Pont-sur-Sambre
Imagen de la localidad francesa de Pont-sur-Sambre. Budotradan / WIKIPEDIA

Francia y Bélgica están conmocionadas tras conocerse el caso de Dino Scala, un hombre que ha confesado 40 violaciones cometidas a ambos lados de la frontera de ambos países desde al menos 1988, informa El País.

Esta semana, Scala fue detenido en Pont-sur-Sambre, pequeña localidad de algo más de 2.500 habitantes, junto a la frontera con Bélgica. La policía de este país alertó a sus colegas franceses tras ver un coche con matrícula gala en el lugar de la última violación, cometida en Bélgica el 5 de febrero. Gracias a este dato, Scala pudo ser detenido frente a su casa, donde vivía con su mujer y sus tres hijos.

Una vez arrestado, este hombre, que entranaba al equipo de fútbol de Pont-sur-Sambre, confesó que lleva cometiendo violaciones desde 1988, muchas de ellas a niñas menores (de hasta 13 años).

Su modus operandi era siempre igual: la violación se cometía muy temprano, atacaba a las víctimas por la espalda, con guantes y con el rostro oculto total o parcialmente.
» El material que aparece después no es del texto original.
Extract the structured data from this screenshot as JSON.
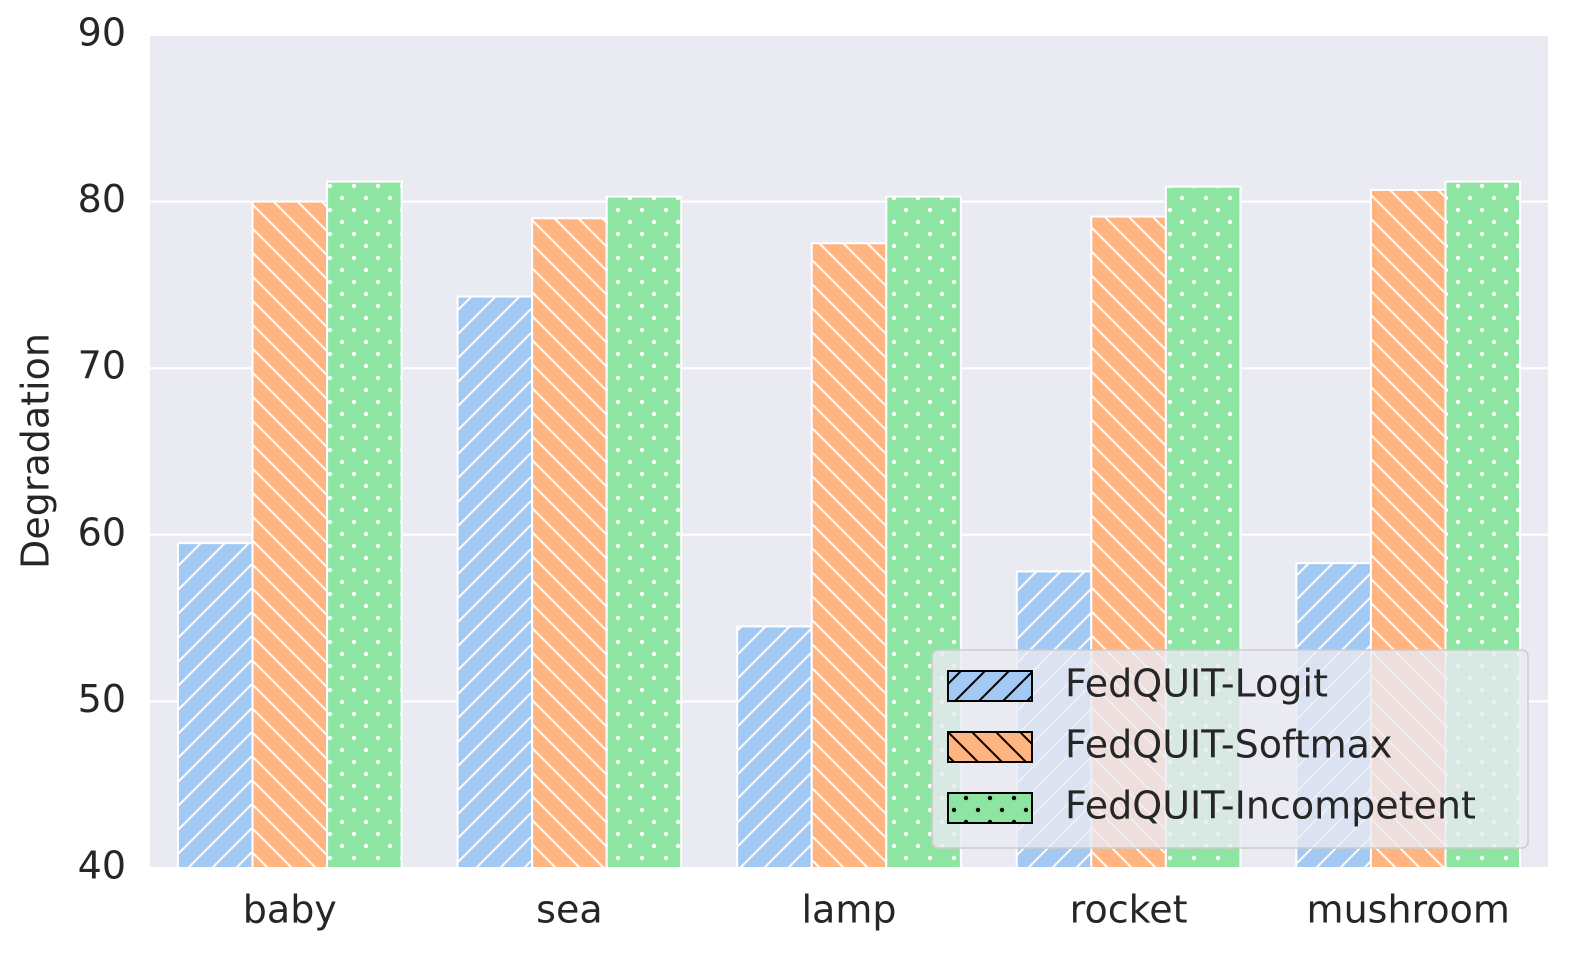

Tras realizársele pruebas de ADN, las policías francesa y belga han confirmado que es el violador que lleva suelto más de 20 años.

Scala confesó que actuaba por un impulso que no podía controlar y este miércoles fue acusado formalmente de 19 violaciones y agresiones sexuales. Ahora, la policía está revisando expedientes de casos no resueltos para ver si se trata de violaciones cometidas por el detenido.

Los vecinos de Pont-sur-Sambre no dan crédito. Dicen de él que era "un buen padre de familia", "muy querido" en la localidad, donde trabajaba como agente de mantenimiento en una empresa local y donde fue jugador, entrenador y presidente del club de fútbol local.